I am making an assumption here but Mrs.Chicup would probably lose respect for you because you had not been honest about that attraction, if you had been hiding it all this time. It isn't being PC, Tia Vampire actually DID put it on the table...is male bisexuality an ethical issue? For her it is and she stated it to be so without hesitation. If it is for you guys, then so be it, but that does not make the OPs question or the turn of the thread politically correct.

 

Well if I was bi and told her at the start of our relationship we wouldn't be married in the first place. She really doesn't like MM activity. She wouldn't think I was less of a person but I'd be less sexually attractive to her.

 

 

Dooode said:

 

I'm sorry but get a grip. Sex between two consenting human adults is NOT a comparable magnitude as having sex with animals--who are not capable of giving conscious consent or recognizing a bonding relationship between humans.

 

I think that was an incredibly poor analogy.

 

I'm sure you do, but you have to understand where this is coming from. As a straight male I view the concept of a homosexual act of the same level, perhaps even worse than beastiality in terms of desirability.

 

If you put me in front of a cow and another man, put a gun to my head and said 'do one' the physical reaction would be the same to me.

 

I also don't think beastiality is immoral. I think it's gross, I don't understand the drive, and I have no desire to partake in it.
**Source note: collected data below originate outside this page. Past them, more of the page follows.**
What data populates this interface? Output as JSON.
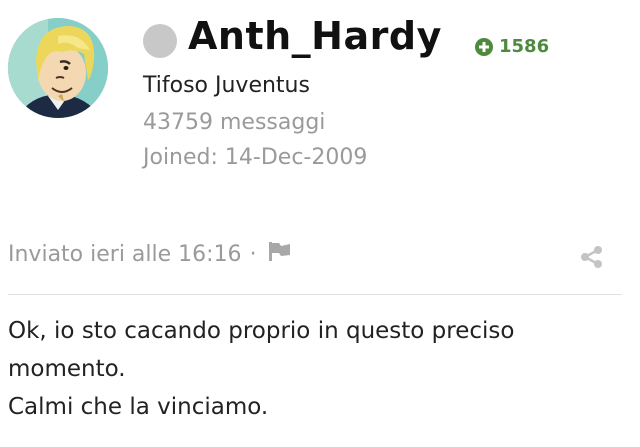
{
  "author": {
    "username": "Anth_Hardy",
    "reputation": "1586",
    "title": "Tifoso Juventus",
    "post_count": "43759 messaggi",
    "joined": "Joined: 14-Dec-2009",
    "avatar_icon": "avatar-image",
    "status_icon": "offline-status-icon",
    "reputation_icon": "plus-circle-icon"
  },
  "post": {
    "sent_text": "Inviato ieri alle 16:16",
    "separator": "·",
    "report_icon": "flag-icon",
    "share_icon": "share-icon",
    "body": [
      "Ok, io sto cacando proprio in questo preciso momento.",
      "Calmi che la vinciamo."
    ]
  },
  "colors": {
    "reputation": "#4d8a3e",
    "muted_text": "#9a9a9a",
    "status_offline": "#c8c8c8"
  }
}
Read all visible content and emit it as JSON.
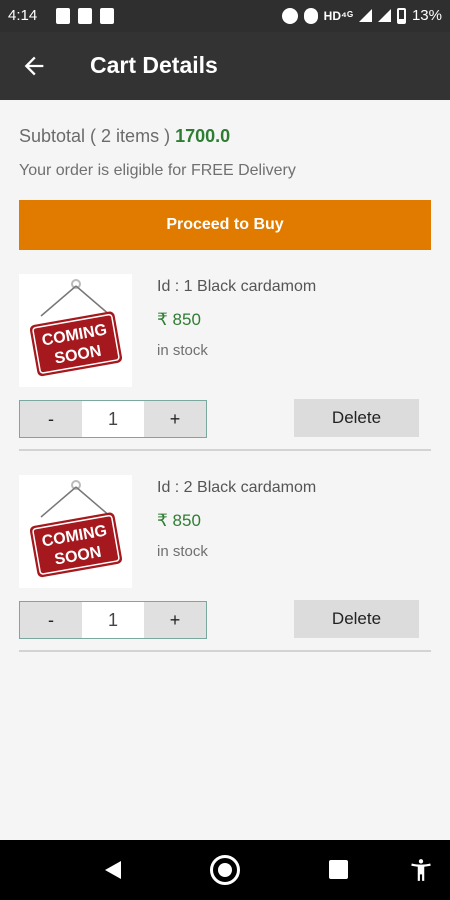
{
  "status_bar": {
    "time": "4:14",
    "network": "HD⁴ᴳ",
    "battery": "13%"
  },
  "app_bar": {
    "title": "Cart Details"
  },
  "summary": {
    "subtotal_label": "Subtotal ( 2 items )",
    "subtotal_amount": "1700.0",
    "delivery_note": "Your order is eligible for FREE Delivery"
  },
  "proceed_label": "Proceed to Buy",
  "image_text": {
    "line1": "COMING",
    "line2": "SOON"
  },
  "items": [
    {
      "name": "Id : 1 Black cardamom",
      "price": "₹ 850",
      "stock": "in stock",
      "qty": "1",
      "minus": "-",
      "plus": "+",
      "delete": "Delete"
    },
    {
      "name": "Id : 2 Black cardamom",
      "price": "₹ 850",
      "stock": "in stock",
      "qty": "1",
      "minus": "-",
      "plus": "+",
      "delete": "Delete"
    }
  ]
}
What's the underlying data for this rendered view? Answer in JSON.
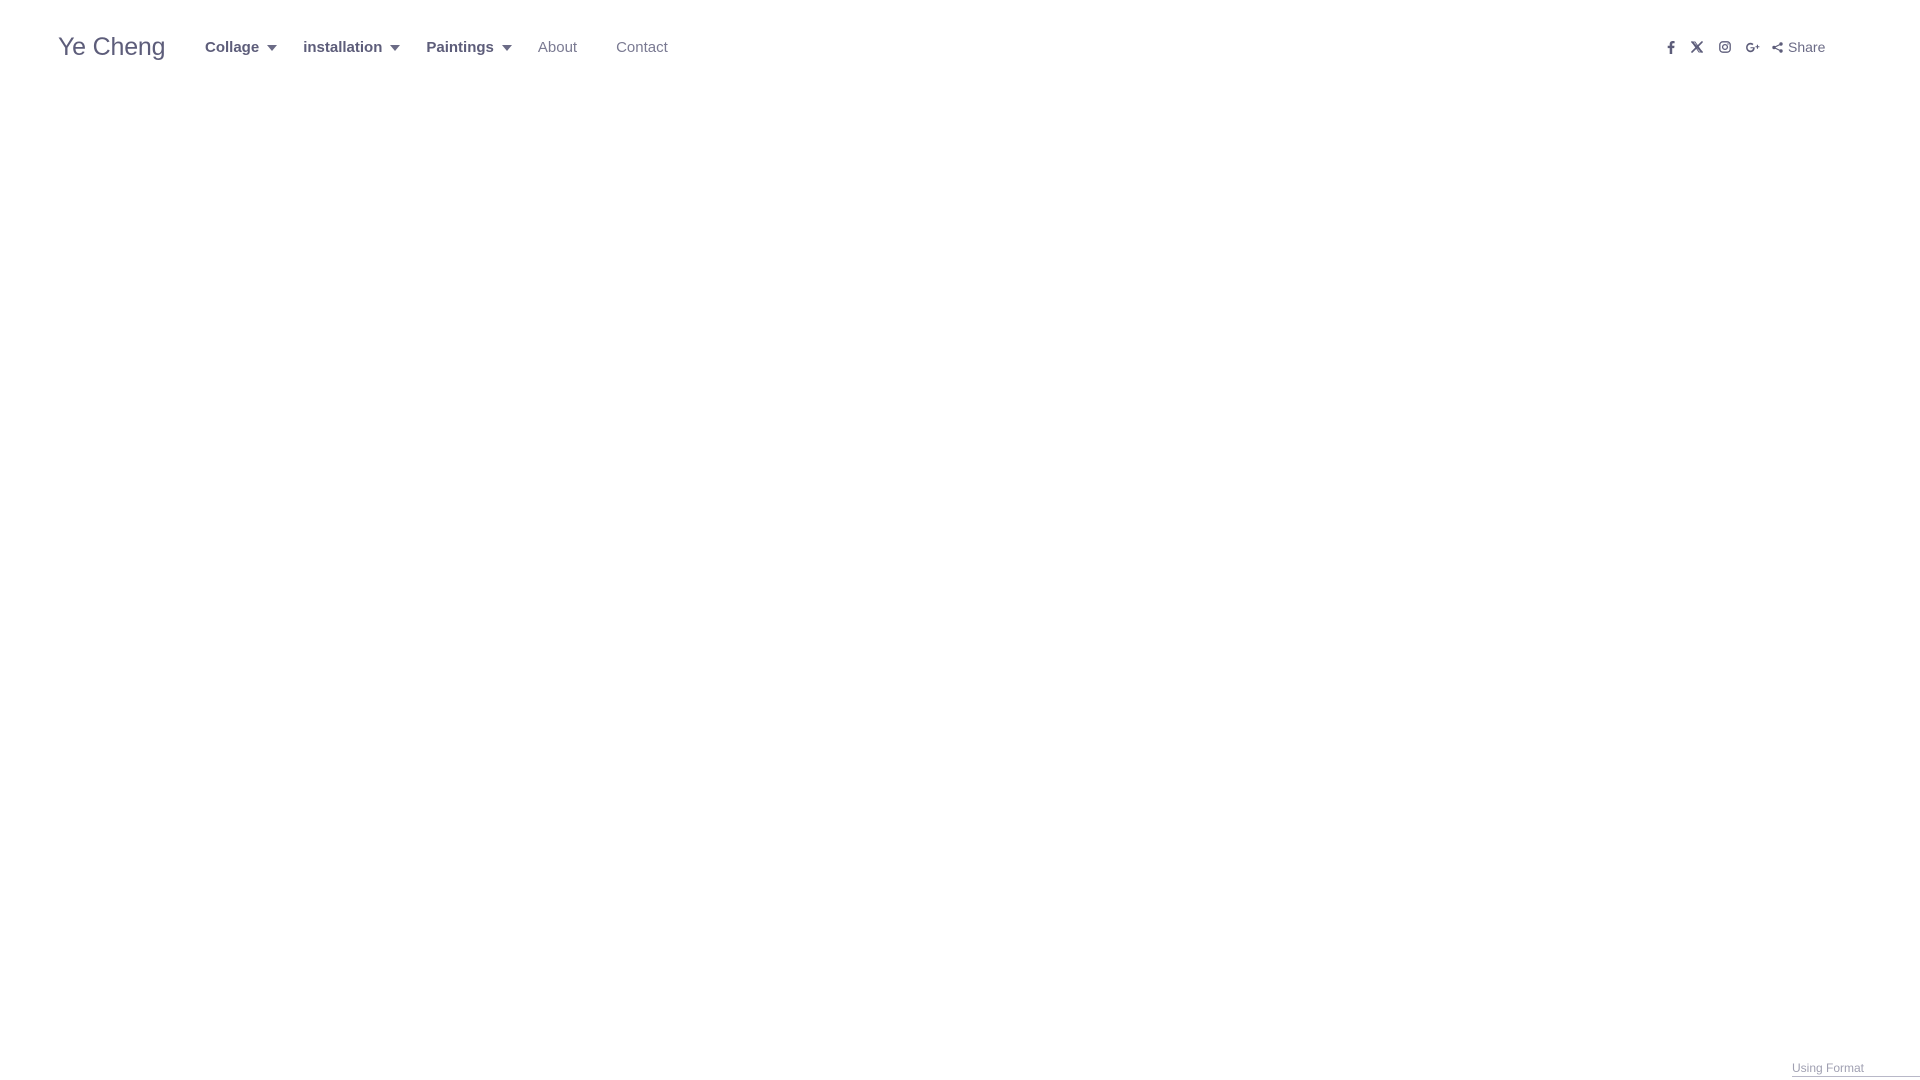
{
  "site": {
    "title": "Ye Cheng"
  },
  "nav": {
    "items": [
      {
        "label": "Collage",
        "has_dropdown": true
      },
      {
        "label": "installation",
        "has_dropdown": true
      },
      {
        "label": "Paintings",
        "has_dropdown": true
      },
      {
        "label": "About",
        "has_dropdown": false
      },
      {
        "label": "Contact",
        "has_dropdown": false
      }
    ]
  },
  "social": {
    "icons": [
      "facebook-icon",
      "x-twitter-icon",
      "instagram-icon",
      "google-plus-icon"
    ],
    "share_label": "Share"
  },
  "footer": {
    "credit": "Using Format"
  },
  "colors": {
    "text": "#5d5d7a",
    "muted": "#a0a0b2",
    "background": "#ffffff"
  }
}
Much like I would feel about homosexual activity.

 

Also we are talking in the context of swinging here, so pair bonding is a moot point. As for consent, I think that's a false argument as well. We are not talking about animal rape here, and anyone who has been around dogs enough know that dogs don't ask us for consent when they are humping our legs. Likewise as someone who has worked with horses, you can't really force a large animal to do anything they really don't consent to do. Hell part of a farmers job involves sticking their hands in 'odd' places as well as masturbating large animals for semen collection, which they are eager to have done to them. I've seen this argument used before when it comes to this subject and the facts don't match up with it.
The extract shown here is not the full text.